Deputy Director of the National Radio and Television Administration
- In office June 2022 – July 2023
- Premier: Li Keqiang Li Qiang

Executive Vice Minister of Foreign Affairs
- In office March 2018 – June 2022
- Minister: Wang Yi
- Premier: Li Keqiang
- Succeeded by: Ma Zhaoxu

Chinese Ambassador to India
- In office 12 September 2014 – 1 April 2016
- Preceded by: Wei Wei
- Succeeded by: Luo Zhaohui

Chinese Ambassador to Kazakhstan
- In office 8 August 2013 – September 2014
- Preceded by: Zhou Li
- Succeeded by: Zhang Hanhui

Personal details
- Born: June 1963 (age 62) Yangzhou, Jiangsu, China
- Party: Chinese Communist Party

= Le Yucheng =

Chinese politician

Le Yucheng (乐玉成 (Lè Yùchéng); born in June 1963) is a Chinese retired diplomat and politician.
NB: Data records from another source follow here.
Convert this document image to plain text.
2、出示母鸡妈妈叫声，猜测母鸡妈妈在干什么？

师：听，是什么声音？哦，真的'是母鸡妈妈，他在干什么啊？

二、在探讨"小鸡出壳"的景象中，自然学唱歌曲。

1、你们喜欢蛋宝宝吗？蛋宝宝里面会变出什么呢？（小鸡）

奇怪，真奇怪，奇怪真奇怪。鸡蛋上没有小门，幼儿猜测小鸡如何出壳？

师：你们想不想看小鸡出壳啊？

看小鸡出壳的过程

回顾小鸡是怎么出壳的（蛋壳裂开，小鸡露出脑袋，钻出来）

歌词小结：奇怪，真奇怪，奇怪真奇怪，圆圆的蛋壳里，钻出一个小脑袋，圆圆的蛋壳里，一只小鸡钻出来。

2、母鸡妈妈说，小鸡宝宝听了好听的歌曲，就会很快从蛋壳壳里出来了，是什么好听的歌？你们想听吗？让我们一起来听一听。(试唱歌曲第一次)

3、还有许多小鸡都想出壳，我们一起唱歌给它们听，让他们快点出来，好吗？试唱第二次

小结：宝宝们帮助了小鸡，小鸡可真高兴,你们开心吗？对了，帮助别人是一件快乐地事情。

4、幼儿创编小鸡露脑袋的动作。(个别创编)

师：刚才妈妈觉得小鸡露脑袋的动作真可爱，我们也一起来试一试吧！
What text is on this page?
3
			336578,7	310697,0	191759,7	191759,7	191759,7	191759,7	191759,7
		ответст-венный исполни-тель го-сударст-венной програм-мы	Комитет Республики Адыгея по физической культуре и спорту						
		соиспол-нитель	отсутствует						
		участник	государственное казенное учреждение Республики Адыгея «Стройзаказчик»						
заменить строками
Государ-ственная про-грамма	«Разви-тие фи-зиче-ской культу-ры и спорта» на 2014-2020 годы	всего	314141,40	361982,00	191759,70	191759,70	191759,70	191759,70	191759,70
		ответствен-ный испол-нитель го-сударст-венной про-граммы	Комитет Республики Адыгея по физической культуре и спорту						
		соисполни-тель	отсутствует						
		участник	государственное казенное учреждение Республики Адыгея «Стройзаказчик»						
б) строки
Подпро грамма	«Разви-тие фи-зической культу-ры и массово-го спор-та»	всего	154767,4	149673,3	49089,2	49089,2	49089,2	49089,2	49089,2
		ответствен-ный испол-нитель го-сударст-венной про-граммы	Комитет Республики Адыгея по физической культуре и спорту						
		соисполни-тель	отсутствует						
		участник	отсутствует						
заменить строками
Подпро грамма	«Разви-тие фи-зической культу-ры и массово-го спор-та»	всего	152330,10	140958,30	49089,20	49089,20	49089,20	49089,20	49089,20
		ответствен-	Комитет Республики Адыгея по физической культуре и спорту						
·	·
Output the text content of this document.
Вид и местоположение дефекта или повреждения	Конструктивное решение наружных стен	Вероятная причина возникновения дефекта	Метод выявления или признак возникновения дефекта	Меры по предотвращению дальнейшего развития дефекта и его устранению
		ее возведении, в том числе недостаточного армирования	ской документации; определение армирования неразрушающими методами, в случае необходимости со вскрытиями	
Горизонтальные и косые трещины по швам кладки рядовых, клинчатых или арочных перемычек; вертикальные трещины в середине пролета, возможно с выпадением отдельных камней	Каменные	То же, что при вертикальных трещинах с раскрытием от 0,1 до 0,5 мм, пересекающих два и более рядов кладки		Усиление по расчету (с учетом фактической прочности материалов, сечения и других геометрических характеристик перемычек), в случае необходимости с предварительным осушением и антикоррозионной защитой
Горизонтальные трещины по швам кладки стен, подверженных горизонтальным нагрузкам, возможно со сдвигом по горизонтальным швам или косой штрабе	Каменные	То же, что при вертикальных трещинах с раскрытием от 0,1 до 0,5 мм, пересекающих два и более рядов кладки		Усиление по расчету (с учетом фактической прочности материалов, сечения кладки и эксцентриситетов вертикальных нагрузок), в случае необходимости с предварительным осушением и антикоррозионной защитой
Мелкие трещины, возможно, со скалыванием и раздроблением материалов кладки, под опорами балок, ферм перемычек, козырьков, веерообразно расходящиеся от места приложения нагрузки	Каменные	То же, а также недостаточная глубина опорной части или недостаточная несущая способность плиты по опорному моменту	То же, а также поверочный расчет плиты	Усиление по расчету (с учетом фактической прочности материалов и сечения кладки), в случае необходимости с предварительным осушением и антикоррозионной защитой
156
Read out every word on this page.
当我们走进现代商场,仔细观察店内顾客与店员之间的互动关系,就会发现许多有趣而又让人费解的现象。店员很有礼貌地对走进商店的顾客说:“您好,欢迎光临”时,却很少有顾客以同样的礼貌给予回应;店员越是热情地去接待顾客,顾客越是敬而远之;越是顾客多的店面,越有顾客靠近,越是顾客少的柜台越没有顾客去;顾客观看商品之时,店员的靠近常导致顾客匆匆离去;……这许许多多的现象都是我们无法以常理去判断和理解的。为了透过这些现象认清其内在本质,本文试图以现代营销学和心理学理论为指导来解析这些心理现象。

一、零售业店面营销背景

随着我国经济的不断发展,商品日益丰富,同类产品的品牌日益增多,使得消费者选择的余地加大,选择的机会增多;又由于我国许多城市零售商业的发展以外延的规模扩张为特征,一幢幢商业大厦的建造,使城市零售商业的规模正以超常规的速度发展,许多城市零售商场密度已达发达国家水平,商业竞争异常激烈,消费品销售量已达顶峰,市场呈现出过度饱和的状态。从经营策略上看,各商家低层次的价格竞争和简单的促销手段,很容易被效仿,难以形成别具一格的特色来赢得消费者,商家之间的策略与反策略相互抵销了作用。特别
He served as Deputy Minister of Foreign Affairs between 2018 and 2022.

== Career ==
Born in Yangzhou, in 1986 Yucheng graduated in Russian language and literature at the Nanjing Normal University and then started a diplomacy career joining the Soviet Union's East European Department of the Ministry of Foreign Affairs. Among other assignments, he served as Minister Counsellor and Minister at the Embassy of the Russian Federation, Chinese ambassador to Kazakhstan between 2013 and 2014, and to India between 2014 and 2016, and deputy director of the Central Foreign Affairs Commission.

In October 2017, Le was elected as an alternate member of the 19th Central Committee of the Chinese Communist Party, and in March 2018, he was appointed deputy Minister of Foreign Affairs.

Once considered a potential successor to Foreign Minister Wang Yi, in June 2022 Le was instead moved to the position of deputy director of the National Radio and Television Administration (NRTA), which was widely seen as a demotion. He further lost his alternate membership in the Central Committee after the 20th CCP National Congress, and was retired from the position of deputy director of the NRTA in July 2023 after reaching the age of 60.